The startup, which publicly launched in January 2021, has already licensed its technology to the likes of asset manager Aviva, and quant trading firm Tibra, and says a number of retail banks are in the process of signing deals with the firm before the EU rules come into force.
The entrepreneur said causaLens offers a more advanced form of AI that avoids potential bias by accounting and controlling for discriminatory correlations in the data. “Correlation-based models are learning the injustices from the past and they’re just replaying it into the future,” Matovski said.
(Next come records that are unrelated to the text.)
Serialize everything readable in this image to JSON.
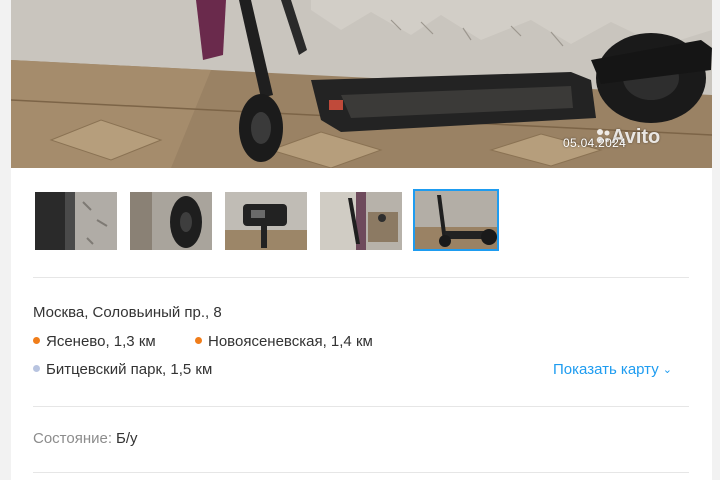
{
  "photo": {
    "date_stamp": "05.04.2024",
    "watermark": "Avito"
  },
  "gallery": {
    "thumbnails": [
      {
        "subject": "scooter-deck-closeup"
      },
      {
        "subject": "scooter-wheel-closeup"
      },
      {
        "subject": "scooter-display-closeup"
      },
      {
        "subject": "scooter-folded-side"
      },
      {
        "subject": "scooter-full-view",
        "selected": true
      }
    ]
  },
  "location": {
    "address": "Москва, Соловьиный пр., 8",
    "metro": [
      {
        "name": "Ясенево",
        "distance": "1,3 км",
        "color": "#f07d1a"
      },
      {
        "name": "Новоясеневская",
        "distance": "1,4 км",
        "color": "#f07d1a"
      },
      {
        "name": "Битцевский парк",
        "distance": "1,5 км",
        "color": "#b8c4e0"
      }
    ],
    "show_map_label": "Показать карту",
    "show_map_icon": "chevron-down-icon"
  },
  "details": {
    "condition_label": "Состояние:",
    "condition_value": "Б/у"
  },
  "colors": {
    "link": "#1e9cf0",
    "divider": "#e6e6e6",
    "muted_text": "#8c8c8c"
  }
}
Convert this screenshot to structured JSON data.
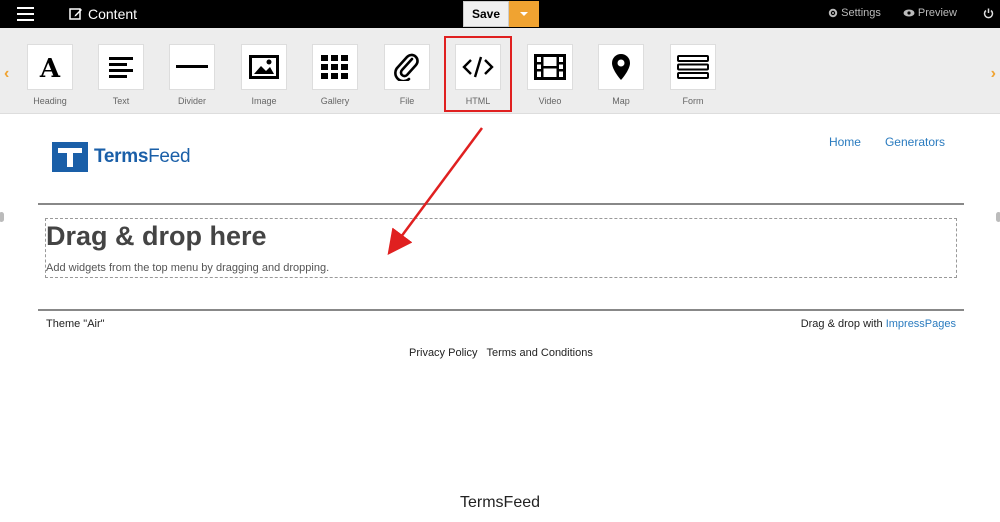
{
  "topbar": {
    "content_label": "Content",
    "save_label": "Save",
    "settings_label": "Settings",
    "preview_label": "Preview"
  },
  "toolbar": {
    "widgets": [
      {
        "label": "Heading",
        "icon": "heading-icon"
      },
      {
        "label": "Text",
        "icon": "text-icon"
      },
      {
        "label": "Divider",
        "icon": "divider-icon"
      },
      {
        "label": "Image",
        "icon": "image-icon"
      },
      {
        "label": "Gallery",
        "icon": "gallery-icon"
      },
      {
        "label": "File",
        "icon": "paperclip-icon"
      },
      {
        "label": "HTML",
        "icon": "code-icon"
      },
      {
        "label": "Video",
        "icon": "film-icon"
      },
      {
        "label": "Map",
        "icon": "map-pin-icon"
      },
      {
        "label": "Form",
        "icon": "form-icon"
      }
    ],
    "highlighted_widget": "HTML",
    "highlight_color": "#e02020",
    "accent_color": "#f0a331"
  },
  "page": {
    "logo": {
      "terms": "Terms",
      "feed": "Feed"
    },
    "nav": [
      "Home",
      "Generators"
    ],
    "dropzone": {
      "title": "Drag & drop here",
      "subtitle": "Add widgets from the top menu by dragging and dropping."
    },
    "footer": {
      "theme": "Theme \"Air\"",
      "powered_prefix": "Drag & drop with ",
      "powered_link": "ImpressPages",
      "links": [
        "Privacy Policy",
        "Terms and Conditions"
      ]
    },
    "link_color": "#2a7bbf"
  },
  "watermark": "TermsFeed"
}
He believes the proliferation of so-called causal AI models like his own will lead to better outcomes for marginalised groups who may have missed out on educational and financial opportunities.
“It is really hard to understand the scale of the damage already caused, because we cannot really inspect this model,” he said. “We don’t know how many people haven’t gone to university because of a haywire algorithm. We don’t know how many people weren’t able to get their mortgage because of algorithm biases. We just don’t know.”
Matovski said the only way to protect against potential discrimination was to use protected characteristics such as disability, gender or race as an input but guarantee that regardless of those specific inputs, the decision did not change.
He said it was a matter of ensuring AI models reflected our current social values and avoided perpetuating any racist, ableist or misogynistic decision-making from the past. “Society thinks that we should treat everybody equal, no matter what gender, what their postcode is, what race they are. So then the algorithms must not only try to do it, but they must guarantee it,” he said.
While the EU’s new rules are likely to be a big step in curbing machine-based bias, some experts, including those at the Ada Lovelace Institute, are pushing for consumers to have the right to complain and seek redress if they think they have been put at a disadvantage.
“The risks posed by AI, especially when applied in certain specific circumstances, are real, significant and already present,” Circiumaru said.
“AI regulation should ensure that individuals will be appropriately protected from harm by approving or not approving uses of AI and have remedies available where approved AI systems malfunction or result in harms. We cannot pretend approved AI systems will always function perfectly and fail to prepare for the instances when they won’t.”